Examining price patterns across Italy's geographic regions.

In [None]:
# Aggregate prices to region level for mapping
region_prices = residential.groupby('Regione').agg({
    'price_mid': ['mean', 'median', 'count'],
    'Comune_ISTAT': 'nunique'
}).round(0)
region_prices.columns = ['mean_price', 'median_price', 'num_records', 'num_comuni']
region_prices = region_prices.reset_index()

print('Price statistics by region:')
region_prices.sort_values('median_price', ascending=False)

In [None]:
# Price correlation with geographic position (North-South)
# Join prices with geographic centroids
regions_with_prices = regions.copy()
regions_with_prices['centroid_lat'] = regions_with_prices.geometry.centroid.y

# Map region names (need to standardize)
name_mapping = {
    'LOMBARDIA': 'Lombardia',
    'PIEMONTE': 'Piemonte',
    'VENETO': 'Veneto',
    'EMILIA-ROMAGNA': 'Emilia-Romagna',
    'TOSCANA': 'Toscana',
    'LAZIO': 'Lazio',
    'CAMPANIA': 'Campania',
    'SICILIA': 'Sicilia',
    'PUGLIA': 'Puglia',
    'CALABRIA': 'Calabria',
}

print('Region names in OMI data:', residential['Regione'].unique()[:10])
print('Region names in GeoJSON:', regions['reg_name'].unique()[:10] if 'reg_name' in regions.columns else regions.columns)

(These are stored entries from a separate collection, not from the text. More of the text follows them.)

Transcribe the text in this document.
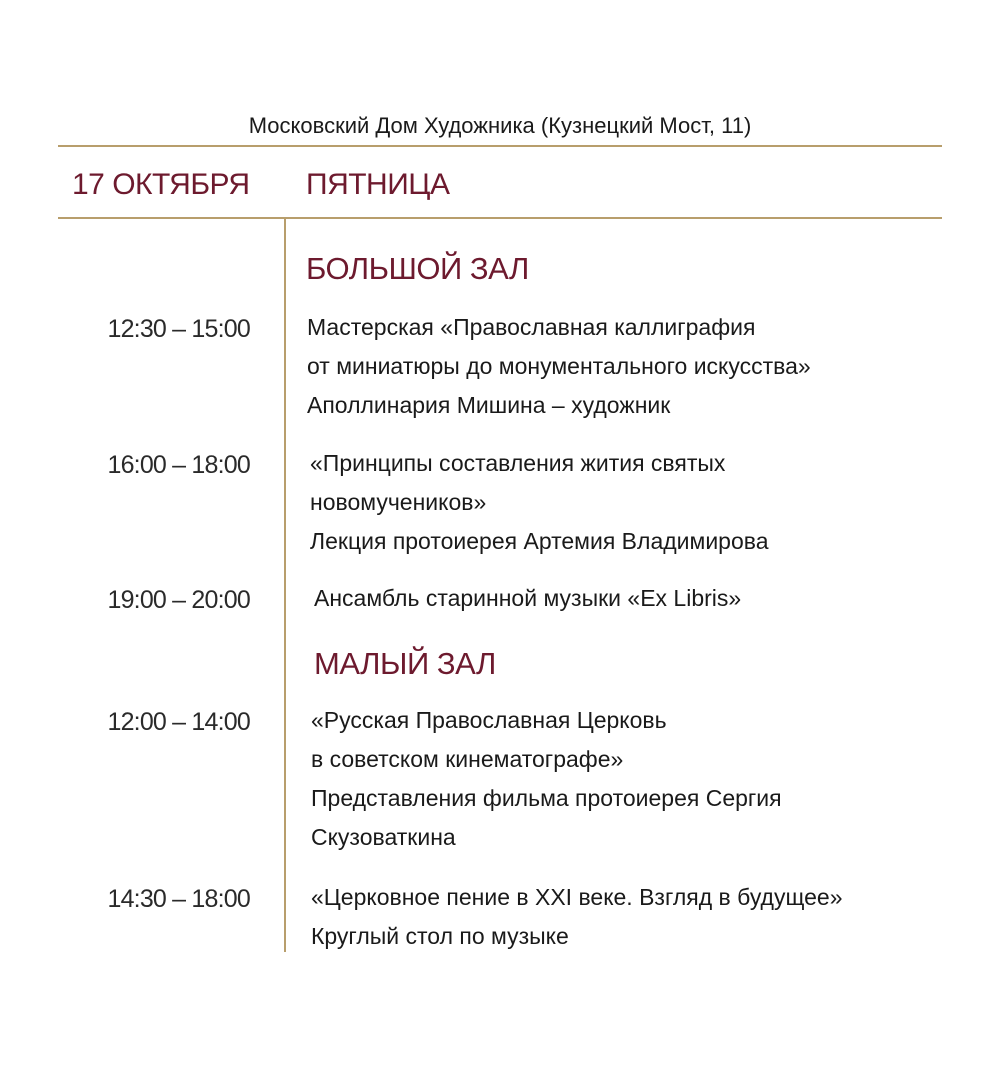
Московский Дом Художника (Кузнецкий Мост, 11)
17 ОКТЯБРЯ ПЯТНИЦА
БОЛЬШОЙ ЗАЛ
12:30 – 15:00 Мастерская «Православная каллиграфия
от миниатюры до монументального искусства»
Аполлинария Мишина – художник
16:00 – 18:00	«Принципы составления жития святых
новомучеников»
Лекция протоиерея Артемия Владимирова
19:00 – 20:00	Ансамбль старинной музыки «Ex Libris»
МАЛЫЙ ЗАЛ
12:00 – 14:00	«Русская Православная Церковь
в советском кинематографе»
Представления фильма протоиерея Сергия
Скузоваткина
14:30 – 18:00	«Церковное пение в XXI веке. Взгляд в будущее»
Круглый стол по музыке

## 4. Key Findings & Next Steps

### Findings from Initial Exploration

1. **Data Coverage**: Current OMI dataset covers 2016-2018 (limited for trend analysis)
2. **Price Variation**: Significant price variation across regions (North typically higher)
3. **Municipality Coverage**: ~8,000 municipalities in geographic data

### Data Gaps

- **Missing**: ISTAT demographic data (population, age distribution, migration)
- **Limited**: OMI data only covers 2016-2018 (need 2010-2024 for trend analysis)

### Next Steps

1. **Download ISTAT demographic data** from demo.istat.it
2. **Expand OMI data** to cover more years
3. **Merge datasets** on ISTAT municipality codes
4. **Analyze demographic trends** vs price changes

In [None]:
# Summary statistics
print('='*60)
print('DATA SUMMARY')
print('='*60)
print(f'OMI Records: {len(omi_valori):,}')
print(f'Residential Records: {len(residential):,}')
print(f'Time Period: 2016-2018 (6 semesters)')
print(f'Regions: {residential["Regione"].nunique()}')
print(f'Provinces: {residential["Prov"].nunique()}')
print(f'Municipalities: {residential["Comune_ISTAT"].nunique()}')
print(f'\nMedian Residential Price: {residential["price_mid"].median():,.0f} EUR/sqm')
print(f'Mean Residential Price: {residential["price_mid"].mean():,.0f} EUR/sqm')
print('='*60)